Eduardo Sacheri - os personagens que eu escrevo são como pessoas que habitam o mundo real. Parece-me que na vida existe certos momentos, certas circunstâncias, ou certas pessoas que cruzam nossos caminhos e que nos transformam. Assim acontece na realidade, por isso meus personagens também são assim.

Feira do Livro - Como ocorreu a construção de Benjamín, personagem principal deste que foi seu primeiro romance?

Sacheri - Ele é um homem extremamente comum, como na vida real. Acontece que, quando eu era jovem, por volta dos 18 anos, trabalhei em um tribunal muito parecido com o que pode ser melhor observado no filme. Então, o modo de falar do personagem, a conduta, tudo vem dessa época, da minha observação.

Feira do Livro - Você começou escrevendo contos tendo futebol como tema, é isto?

Sacheri - Sim. Acima de tudo me dá muito prazer escrever sobre o meu próprio mundo, sobre as coisas que gosto, como, por exemplo, a cidade de Buenos Aires, pequenas comunidades e pessoas comuns. E o futebol é uma vivência importante para essas pessoas assim como é para mim, e me oferece na literatura um bom caminho para falar também de outras coisas.

Feira do Livro - Não vamos falar de Argentina x Brasil. Porém, devo ressaltar que o seu país ganhou dois Oscars de filme estrangeiro, o segundo com a adaptação do seu livro, e o Brasil nenhum. Argentina 2x0 Brasil, veja só...

Sacheri - Sim, sim, mas não vamos fazer mais comparações (risos). Sobre a adaptação, eu gosto muito de literatura e de cinema. Porém, muitas vezes, quando assisti a filmes adaptados, me senti um pouco frustrado, porque faltava aquele espírito. Quando o diretor Juan José Campanella propôs adaptar meu livro e me convidou para escrever o roteiro junto com ele fiquei feliz, mas esse se tornou meu grande desafio: como manter o espírito em algo com linguagem totalmente diferente? Ao final, foi um belo trabalho.

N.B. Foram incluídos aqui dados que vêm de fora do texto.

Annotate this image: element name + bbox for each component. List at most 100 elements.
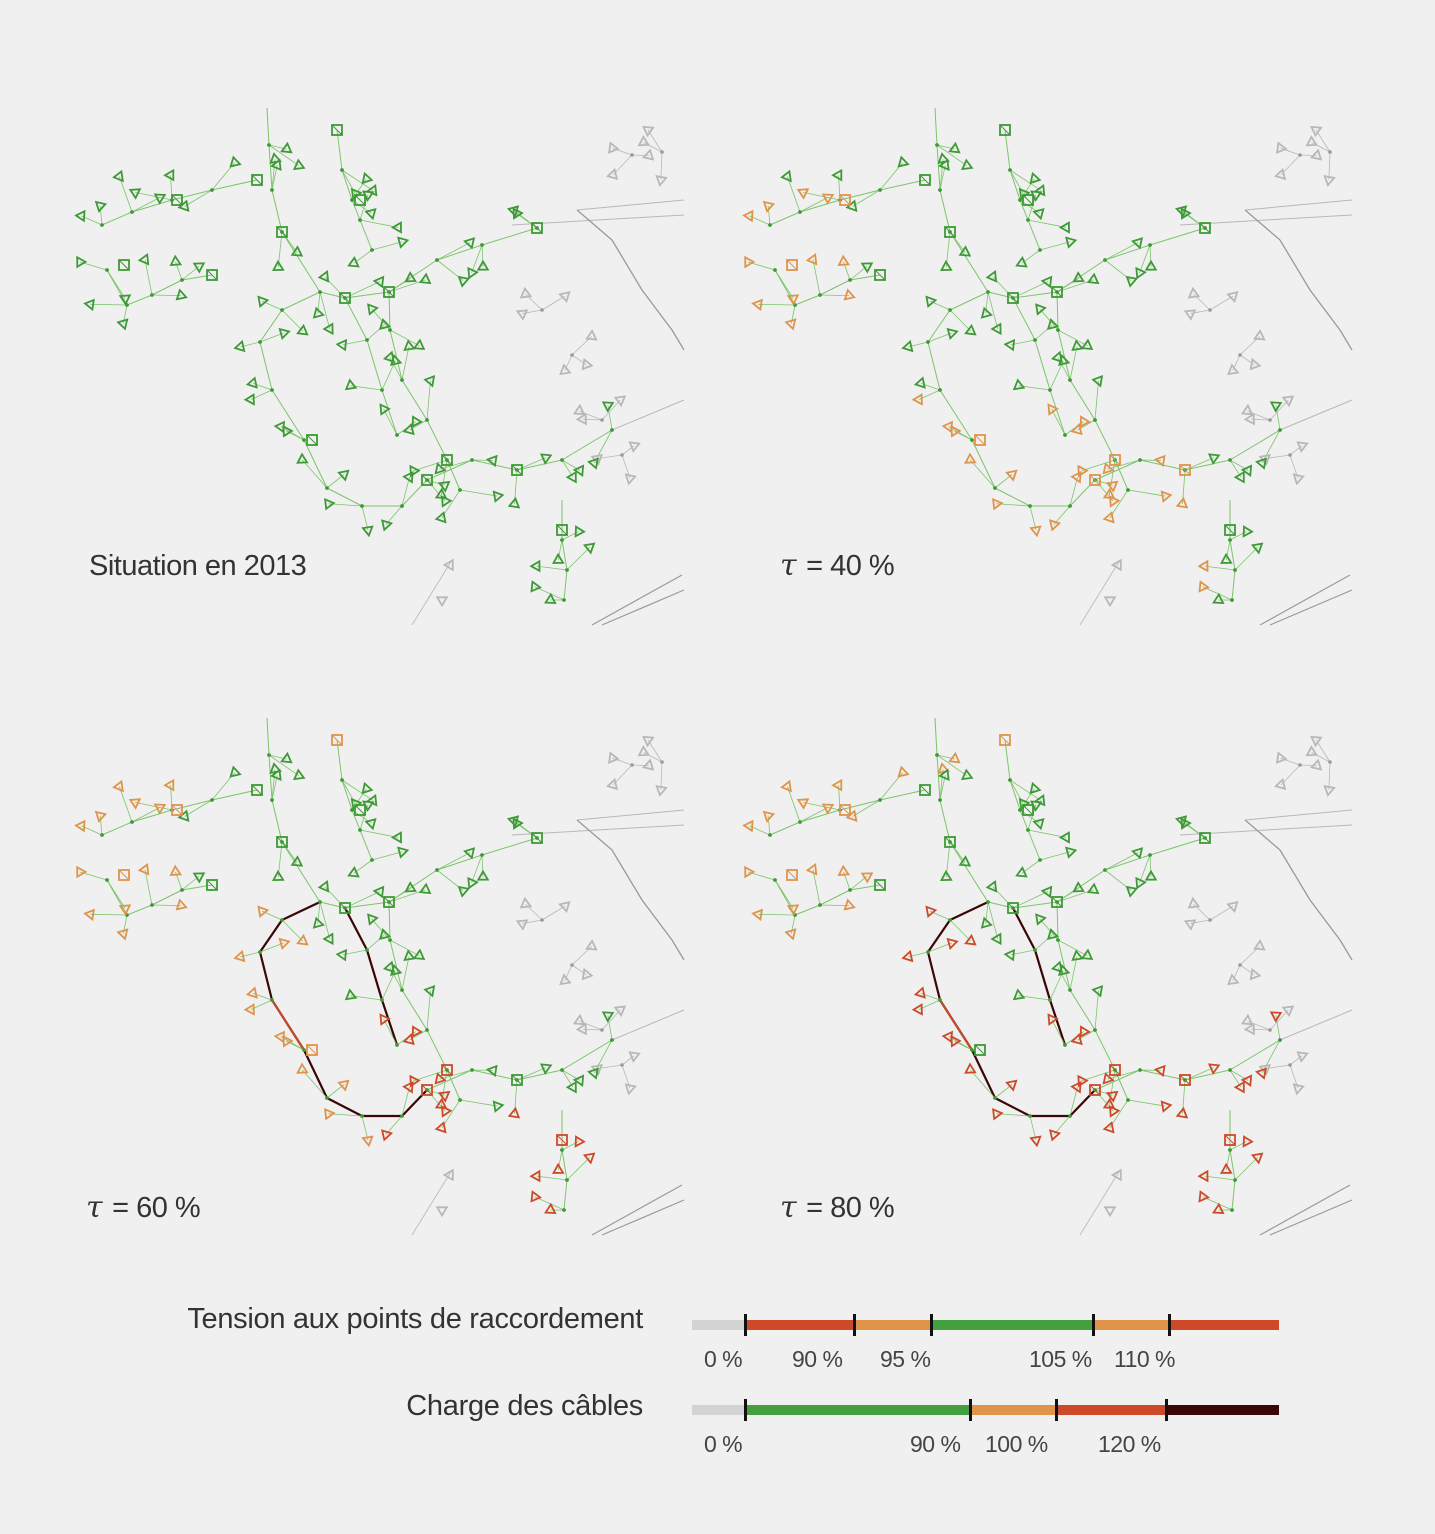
cable [939,389,973,441]
cable [647,739,663,763]
cable [769,821,801,836]
substation-mark [1179,1074,1191,1086]
cable [949,841,989,903]
cable [1069,956,1078,991]
cable [934,717,938,756]
connection-point [860,262,874,274]
connection-point [1102,1072,1115,1085]
connection-point [1211,592,1225,604]
scale-tick [930,1314,933,1336]
substation-mark [1007,902,1019,914]
connection-point [628,441,641,453]
junction [1278,428,1282,432]
cable [303,439,328,489]
substation-mark [974,434,986,446]
cable [1234,546,1259,571]
connection-point [897,155,910,168]
cable [1056,901,1059,941]
substation-node [1199,222,1211,234]
cable [1279,239,1311,291]
connection-point [901,339,914,353]
connection-point [1035,913,1047,926]
nodes-layer [742,124,1336,608]
junction [1148,853,1152,857]
connection-point [941,420,954,434]
substation-node [1022,804,1034,816]
connection-point [1091,985,1104,998]
connection-point [269,152,282,164]
cable [1029,505,1037,531]
network-map-tau-80: τ = 80 % [740,670,1360,1240]
junction [1148,243,1152,247]
cable [1229,1039,1281,1071]
junction [1278,1038,1282,1042]
cable [436,242,471,261]
connection-point [1005,469,1018,482]
substation-mark [839,804,851,816]
junction [565,1178,569,1182]
connection-point [762,200,776,213]
scale-segment [1166,1405,1279,1415]
cable [1051,1019,1066,1046]
cable [1056,291,1059,331]
cable [566,546,591,571]
connection-point [574,1135,586,1148]
junction [425,418,429,422]
connection-point [1292,473,1305,486]
cable [612,764,633,786]
junction [970,438,974,442]
cable [90,913,128,916]
junction [1230,598,1234,602]
junction [150,903,154,907]
cable [758,913,796,916]
cable [1039,851,1071,861]
junction [280,308,284,312]
substation-node [999,734,1011,746]
cable [1311,142,1331,153]
junction [1230,1208,1234,1212]
connection-point [1048,519,1062,532]
cable [1127,1099,1166,1107]
connection-point [1153,454,1166,468]
connection-point [1040,885,1053,899]
junction [620,1063,624,1067]
connection-point [1110,558,1122,572]
junction [400,378,404,382]
connection-point [582,1152,596,1165]
connection-point [434,1072,447,1085]
cable [341,779,353,811]
cable [106,269,126,299]
substation-mark [354,194,366,206]
junction [350,808,354,812]
connection-point [435,596,449,608]
junction [105,878,109,882]
cable [359,219,373,251]
scale-tick [1165,1399,1168,1421]
cable [259,341,273,391]
substation-mark [421,474,433,486]
cable [671,329,685,351]
scale-tick-label: 120 % [1098,1431,1161,1457]
substation-node [874,269,886,281]
cable [1048,999,1067,1046]
connection-point [551,552,565,564]
connection-point [1058,221,1070,234]
cable [1209,295,1234,311]
cable [1004,129,1011,171]
junction [562,598,566,602]
substation-node [354,194,366,206]
connection-point [1086,882,1100,895]
cable [1034,934,1053,951]
connection-point [1131,847,1144,860]
connection-point [1233,470,1245,484]
junction [280,918,284,922]
cable [987,291,999,330]
substation-node [1109,454,1121,466]
connection-point [607,141,620,154]
connection-point [335,948,348,962]
junction [562,1208,566,1212]
connection-point [1072,271,1085,283]
junction [1033,948,1037,952]
substation-mark [441,454,453,466]
cable [365,949,384,1001]
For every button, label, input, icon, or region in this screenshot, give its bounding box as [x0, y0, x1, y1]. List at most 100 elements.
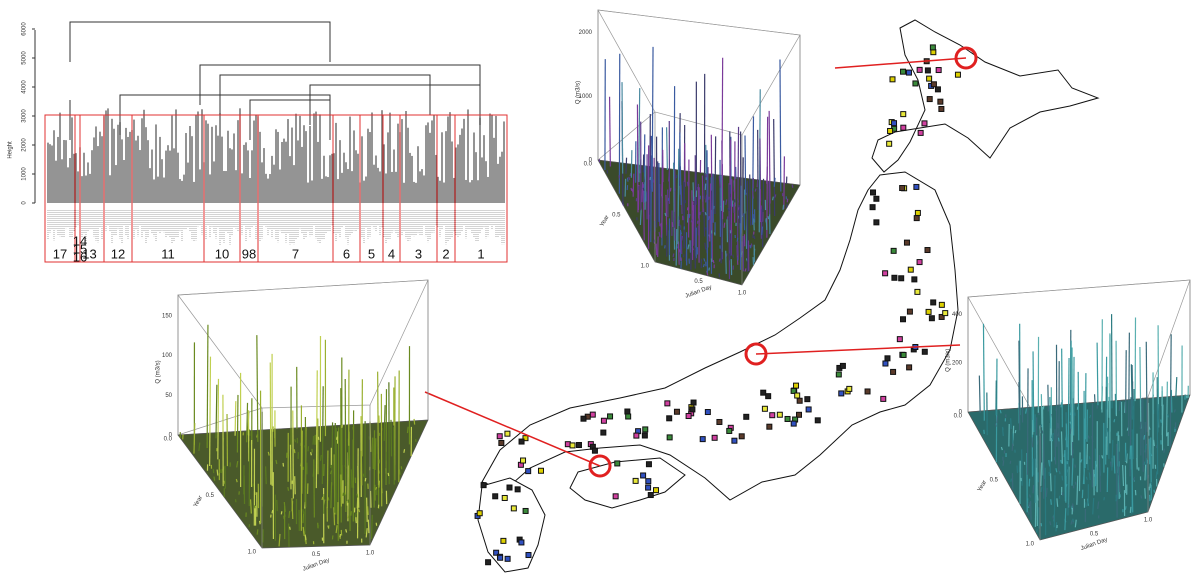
station — [592, 448, 597, 453]
cluster-label: 1 — [477, 246, 484, 261]
surface-spike — [1146, 342, 1147, 432]
station — [865, 389, 870, 394]
surface-spike — [1017, 465, 1018, 473]
surface-spike — [337, 437, 338, 440]
surface-spike — [662, 176, 663, 234]
station — [646, 462, 651, 467]
station — [486, 560, 491, 565]
station — [913, 81, 918, 86]
surface-spike — [1053, 516, 1054, 519]
station — [686, 414, 691, 419]
cluster-label: 16 — [73, 249, 87, 264]
surface-spike — [394, 427, 395, 484]
surface-spike — [1054, 475, 1055, 527]
station — [646, 485, 651, 490]
station — [840, 363, 845, 368]
surface-spike — [1114, 456, 1115, 474]
surface-spike — [1031, 501, 1032, 520]
surface-spike — [751, 243, 752, 246]
station — [497, 434, 502, 439]
z-tick-label: 50 — [165, 393, 172, 399]
surface-spike — [268, 452, 269, 456]
surface-spike — [691, 219, 692, 222]
surface-spike — [1144, 435, 1145, 440]
surface-spike — [622, 82, 623, 173]
y-tick-label: 4000 — [22, 80, 28, 94]
surface-spike — [1041, 487, 1042, 492]
surface-spike — [667, 225, 668, 257]
station — [732, 438, 737, 443]
surface-spike — [1096, 488, 1097, 491]
box-top — [178, 280, 428, 408]
station — [883, 271, 888, 276]
surface-spike — [1062, 349, 1063, 428]
station — [667, 435, 672, 440]
surface-spike — [235, 401, 236, 436]
surface-spike — [693, 201, 694, 210]
station — [507, 485, 512, 490]
station — [674, 409, 679, 414]
surface-spike — [277, 500, 278, 511]
station — [608, 414, 613, 419]
surface-spike — [732, 201, 733, 207]
surface-spike — [1043, 406, 1044, 409]
surface-spike — [289, 511, 290, 518]
surface-spike — [1110, 462, 1111, 467]
surface-spike — [272, 510, 273, 513]
surface-spike — [1161, 420, 1162, 423]
box-edge — [598, 112, 655, 160]
z-tick-label: 150 — [162, 314, 173, 320]
x-tick-label: 0.5 — [1090, 532, 1099, 538]
surface-spike — [1089, 456, 1090, 459]
cluster-label: 2 — [442, 246, 449, 261]
y-axis-label: Height — [8, 141, 14, 159]
surface-spike — [704, 208, 705, 236]
surface-spike — [1033, 485, 1034, 493]
surface-spike — [1132, 365, 1133, 401]
y-tick-label: 0.5 — [206, 493, 215, 499]
surface-spike — [1133, 389, 1134, 459]
surface-spike — [1053, 433, 1054, 440]
station — [601, 418, 606, 423]
station — [900, 186, 905, 191]
surface-spike — [251, 499, 252, 513]
station — [477, 511, 482, 516]
station — [665, 401, 670, 406]
surface-spike — [1055, 429, 1056, 464]
surface-spike — [1069, 505, 1070, 508]
surface-spike — [1065, 450, 1066, 501]
station — [939, 302, 944, 307]
surface-spike — [715, 136, 716, 214]
surface-spike — [1164, 449, 1165, 453]
surface-spike — [767, 117, 768, 238]
station — [927, 76, 932, 81]
surface-spike — [288, 487, 289, 491]
surface-spike — [774, 178, 775, 187]
station — [601, 430, 606, 435]
surface-spike — [1041, 394, 1042, 427]
station — [892, 121, 897, 126]
x-tick-label: 1.0 — [1144, 518, 1153, 524]
dendrogram: 0100020003000400050006000Height171312111… — [8, 22, 507, 265]
surface-spike — [754, 218, 755, 231]
y-tick-label: 0.0 — [954, 414, 963, 420]
station — [615, 461, 620, 466]
station — [576, 443, 581, 448]
surface-spike — [1145, 465, 1146, 481]
surface-spike — [1019, 341, 1020, 425]
y-tick-label: 1.0 — [1026, 542, 1035, 548]
station — [908, 267, 913, 272]
station — [931, 82, 936, 87]
surface-spike — [610, 97, 611, 167]
station — [766, 394, 771, 399]
surface-spike — [713, 260, 714, 263]
station — [925, 68, 930, 73]
station — [794, 383, 799, 388]
surface-spike — [997, 416, 998, 424]
station — [922, 121, 927, 126]
surface-spike — [1154, 490, 1155, 493]
surface-spike — [290, 527, 291, 530]
surface-spike — [365, 478, 366, 481]
station — [761, 390, 766, 395]
surface-spike — [391, 420, 392, 457]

Feira do Livro - Poderia citar algum escritor que te influenciou?

Sacheri - Escrever, para mim, é uma prolongação da leitura. Há muitos escritores que gosto, mas sei que jamais vou escrever como eles. Por exemplo, Julio Cortázar, um dos maiores. Também Gabriel García Márquez, Mario Vargas Llosa, a colombiana Laura Restrepo, são alguns que compõem meu universo.

Feira do Livro - Conhece a literatura brasileira?

Sacheri - Pouco chega da literatura brasileira na Argentina. Não sei se há uma barreira, mas a circulação parece difícil. Acredito que uma democracia cultural esteja em andamento.